Madame Bovary is a psychological portrait.  Emma wants to remake herself in the model of romantic heroine.  Her identity is grounded in a fantasy of aristocratic splendor and amorous achievement. She is especially alive to the power to material elegance.  She dresses herself in the height of fashion, and her home is constructed as a stage set that highlight her personal attributes.  

For Emma, outward beauty is a sign of inner grace.  Flaubert brings the physical world alive for the reader through the articulation of concrete detail.  The ladies at a ball, for example, shimmer before us:
"Along the line of seated women, painted fans were fluttering, bouquets half concealed smiling faces, and little gold-stoppered bottles twirled in half-open hands whose white gloves showed the outlines of their nails and hugged their flesh at the wrist. Lace trimmings, diamond brooches, medallion bracelets trembled on bodices, sparkled on chests, clinked on bare arms."
I keep expecting Emma to achieve emotional connection, but her poetic desires are forever undercut by the brutish or the mundane. Ironic juxtaposition between a romantic ideal and a prosaic reality, rendered in lyric objective prose, is at the core of Flaubert's style. Emma spends a night at the opera seeing Lucie de Lammermoor, for instance, yet she grows bored and wants to leave before the performance is over.  Instead of finding identification with Lucie, "[t]he mad scene was not at all interesting to Emma, and the heroine's acting seemed to her exaggerated."

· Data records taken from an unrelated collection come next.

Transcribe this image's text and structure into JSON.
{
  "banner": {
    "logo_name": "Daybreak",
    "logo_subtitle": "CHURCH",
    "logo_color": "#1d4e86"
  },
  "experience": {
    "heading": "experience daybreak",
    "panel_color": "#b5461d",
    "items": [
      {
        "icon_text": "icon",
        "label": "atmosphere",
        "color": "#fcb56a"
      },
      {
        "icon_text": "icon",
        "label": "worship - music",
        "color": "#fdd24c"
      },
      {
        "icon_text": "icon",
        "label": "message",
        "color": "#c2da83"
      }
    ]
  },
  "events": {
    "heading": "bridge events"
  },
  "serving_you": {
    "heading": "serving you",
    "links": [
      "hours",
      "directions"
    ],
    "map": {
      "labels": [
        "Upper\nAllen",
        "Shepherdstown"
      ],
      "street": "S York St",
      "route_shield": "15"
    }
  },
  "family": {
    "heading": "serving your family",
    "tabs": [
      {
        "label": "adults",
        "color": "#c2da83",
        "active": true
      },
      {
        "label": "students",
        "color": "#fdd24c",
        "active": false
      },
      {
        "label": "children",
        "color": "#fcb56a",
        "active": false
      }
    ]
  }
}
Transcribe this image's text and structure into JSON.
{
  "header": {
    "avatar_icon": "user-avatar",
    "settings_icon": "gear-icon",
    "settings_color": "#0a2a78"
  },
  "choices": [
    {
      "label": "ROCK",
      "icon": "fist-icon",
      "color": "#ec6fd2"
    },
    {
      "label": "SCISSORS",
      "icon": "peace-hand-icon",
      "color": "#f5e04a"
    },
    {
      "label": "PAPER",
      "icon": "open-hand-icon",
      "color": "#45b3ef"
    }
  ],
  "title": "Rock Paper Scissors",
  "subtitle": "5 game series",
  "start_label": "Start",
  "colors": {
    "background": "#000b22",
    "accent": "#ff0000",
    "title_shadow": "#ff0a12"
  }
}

Flaubert took over four years to compose the novel, he discarded much of the material he produced, and Lydia Davis's translation is equally concerned with precision. Julian Barnes offers a thoughtful--if somewhat snippy--evaluation of the translation here.  Notes at the back of the book explain obscure cultural references, and the introduction provides an overview of Flaubert's working processes and aesthetic goals.